Open ciur opened 3 years ago
I'm very excited for this future feature.
I spent hours trying to look for python libraries and other frameworks to be able to do this. I couldn't really find anything.
Some people where saying try to look for the about of whitespace or colour on the page and if less than 1-2% or so consider it blank. Whilst others were saying if the page size is low Kb consider it blank.
The day when I can scan in all my old files from the last 20 years and separate them with a blank page and automate filing will be a great day for my organization and a great day for recycling ;)
@browntownington
Some people where saying try to look for the about of whitespace or colour on the page and if less than 1-2% or so consider it blank.
Actually is way simpler than that.
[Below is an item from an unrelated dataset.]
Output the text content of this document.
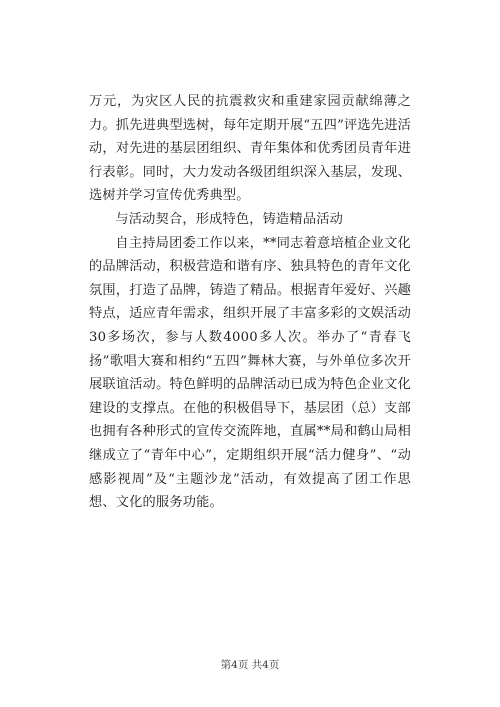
万元，为灾区人民的抗震救灾和重建家园贡献绵薄之力。抓先进典型选树，每年定期开展“五四”评选先进活动，对先进的基层团组织、青年集体和优秀团员青年进行表彰。同时，大力发动各级团组织深入基层，发现、选树并学习宣传优秀典型。

与活动契合，形成特色，铸造精品活动

自主持局团委工作以来，**同志着意培植企业文化的品牌活动，积极营造和谐有序、独具特色的青年文化氛围，打造了品牌，铸造了精品。根据青年爱好、兴趣特点，适应青年需求，组织开展了丰富多彩的文娱活动30多场次，参与人数4000多人次。举办了“青春飞扬”歌唱大赛和相约“五四”舞林大赛，与外单位多次开展联谊活动。特色鲜明的品牌活动已成为特色企业文化建设的支撑点。在他的积极倡导下，基层团（总）支部也拥有各种形式的宣传交流阵地，直属**局和鹤山局相继成立了“青年中心”，定期组织开展“活力健身”、“动感影视周”及“主题沙龙”活动，有效提高了团工作思想、文化的服务功能。

第4页 共4页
The trick is to detect blank pages not before OCR, but AFTER! The reason for that, is that when OCRing a blank page, the output text string will be empty i.e. no text on blank page :) The way I plan to "automatically delete blank pages" is simply deleting pages with successfully completed OCR but with no text extracted :) In technical terms, a page will be marked as blank page if after successful OCR this model field is empty :) - as simple as that :)
The way I plan to "automatically delete blank pages" is simply deleting pages with successfully completed OCR but with no text extracted :) In technical terms, a page will be marked as blank page if after successful OCR this model field is empty :) - as simple as that :)
Wouldn't that remove all pages with messy handwriting, pictures and and other hard to ocr contents?
The way I plan to "automatically delete blank pages" is simply deleting pages with successfully completed OCR but with no text extracted :) In technical terms, a page will be marked as blank page if after successful OCR this model field is empty :) - as simple as that :)
Wouldn't that remove all pages with messy handwriting, pictures and and other hard to ocr contents?
It actually works quite well. But it can work also work a little better with a combination. I made a blank page detection system that worked fairly well all things considered. It was for my personal Document Manager. I could share the code if this hasn't been solved through Automates. I think with a little modifying it would work fine with the current codebase.
@ciur
Post from reddit:
which brings up a common scenario. I created this issue to keep track of this valid use case and implemented in future releases.